North Island President/CEO John Tippets said he attributes the growth in part to his staff's dedication. However, he predicts the local economy will negatively affect the credit union's loan portfolio in 2012.
"There are further challenges," Tippets said. "The economy remains a great obstacle and only modest improvement can be expected in 2012. Housing prices and unemployment are not likely to show much recovery, which will consequently impact North Island in the form of continued loan losses."

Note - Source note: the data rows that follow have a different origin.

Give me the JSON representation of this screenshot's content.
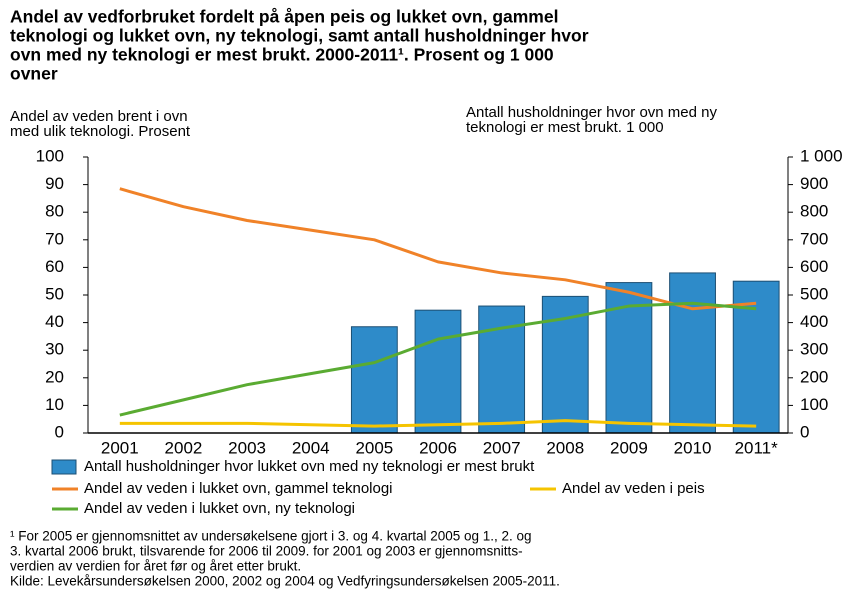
{
  "chart_data": {
    "type": "bar-line",
    "title": [
      "Andel av vedforbruket fordelt på åpen peis og lukket ovn, gammel",
      "teknologi og lukket ovn, ny teknologi, samt antall husholdninger hvor",
      "ovn med ny teknologi er mest brukt. 2000-2011¹. Prosent og 1 000",
      "ovner"
    ],
    "y_label": [
      "Andel av veden brent i ovn",
      "med ulik teknologi. Prosent"
    ],
    "y2_label": [
      "Antall husholdninger hvor ovn med ny",
      "teknologi er mest brukt. 1 000"
    ],
    "categories": [
      "2001",
      "2002",
      "2003",
      "2004",
      "2005",
      "2006",
      "2007",
      "2008",
      "2009",
      "2010",
      "2011*"
    ],
    "series": [
      {
        "name": "Antall husholdninger hvor lukket ovn med ny teknologi er mest brukt",
        "type": "bar",
        "axis": "y2",
        "color": "#2e8bc9",
        "values": [
          null,
          null,
          null,
          null,
          385,
          445,
          460,
          495,
          545,
          580,
          550
        ]
      },
      {
        "name": "Andel av veden i lukket ovn, gammel teknologi",
        "type": "line",
        "color": "#f08228",
        "values": [
          88.5,
          82,
          77,
          73.5,
          70,
          62,
          58,
          55.5,
          51,
          45,
          47
        ]
      },
      {
        "name": "Andel av veden i peis",
        "type": "line",
        "color": "#f5c400",
        "values": [
          3.5,
          3.5,
          3.5,
          3,
          2.5,
          3,
          3.5,
          4.5,
          3.5,
          3,
          2.5
        ]
      },
      {
        "name": "Andel av veden i lukket ovn, ny teknologi",
        "type": "line",
        "color": "#5aab32",
        "values": [
          6.5,
          12,
          17.5,
          21.5,
          25.5,
          34,
          38,
          41.5,
          46,
          47,
          45
        ]
      }
    ],
    "ylim": [
      0,
      100
    ],
    "yticks": [
      0,
      10,
      20,
      30,
      40,
      50,
      60,
      70,
      80,
      90,
      100
    ],
    "y2lim": [
      0,
      1000
    ],
    "y2ticks": [
      0,
      100,
      200,
      300,
      400,
      500,
      600,
      700,
      800,
      900,
      {
        "value": 1000,
        "label": "1 000"
      }
    ],
    "grid": false,
    "footnote": [
      "¹ For 2005 er gjennomsnittet av undersøkelsene gjort i 3. og 4. kvartal 2005 og 1., 2. og",
      "3. kvartal 2006 brukt, tilsvarende for 2006 til 2009.  for 2001 og 2003 er gjennomsnitts-",
      "verdien av verdien for året før og året etter brukt."
    ],
    "source": "Kilde: Levekårsundersøkelsen 2000, 2002 og 2004 og Vedfyringsundersøkelsen 2005-2011."
  }
}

Last year was the Riverside, Calif.-based, $642.9 million Altura Credit Union's top year for financial performance since 2006, according to CEO Mark Hawkins. After a net loss of $5.8 million and net worth ratio of 5.81% at the end of 2010, as well as multiple branch closures in early 2011, the credit union ended 2011 with a net income totaling $8.43 million and net worth ratio of 7.84%.
"Although we continued to deal with a difficult economy, 2011 was the year in which we finally saw the marketplace begin to firm up," Hawkins said. "Unemployment is settling down and foreclosures and delinquencies have eased substantially. We are well positioned now for 2012, and we look forward to once again adding value to member households."
Due to a slight economic improvement in California's Inland Empire, where Riverside is located, Altura CU also managed to reduce its loan loss provisions from $35.6 million at the end of 2010 to $30.8 million at the end of 2011, the CU said.
Unfortunately, not every CU in California can report success going into 2012. The $1.1 billion, Brea, Calif.-based Evangelical Christian Credit Union made news when the Faith Center church in Rockford, Ill., which borrowed millions from the CU for an expansion project that launched in 2007, declared bankruptcy in January. According to reports in the Rockford Register Star, the Faith Center currently owes the CU $4.17 million.
Evangelical Christian CU's financial performance report reflects a net loss of $19.2 million at the end of 2011, down further from its net loss of $15.8 million at the end of 2010, and a total delinquent and charged-off loan amount of $92.7 million at the end of 2011, an increase from $76.9 million the previous year. However, the CU is adequately capitalized with a year-end 2011 net worth ratio of 7.64%.
The $318 million Telesis Community Credit Union of Chatsworth, Calif., which recently struggled to recover from defaulted, out-of-state commercial real estate loans, experienced a slight improvement in net income in 2011. According to its financial performance report, the CU had a net loss of $4.6 million at the end of 2011, following a net loss of $11.2 million at the end of 2010.
But the report also points to continued struggles for the credit union. During the same one-year time period, the CU's asset size shrank from $400 million to $318 million, its delinquency ratio rose from 11.3% to 12.2% and its net worth ratio declined from 5.51% to 5.48%.
Telesis Community CU CEO Grace Mayo declined an interview with Credit Union Times for this story.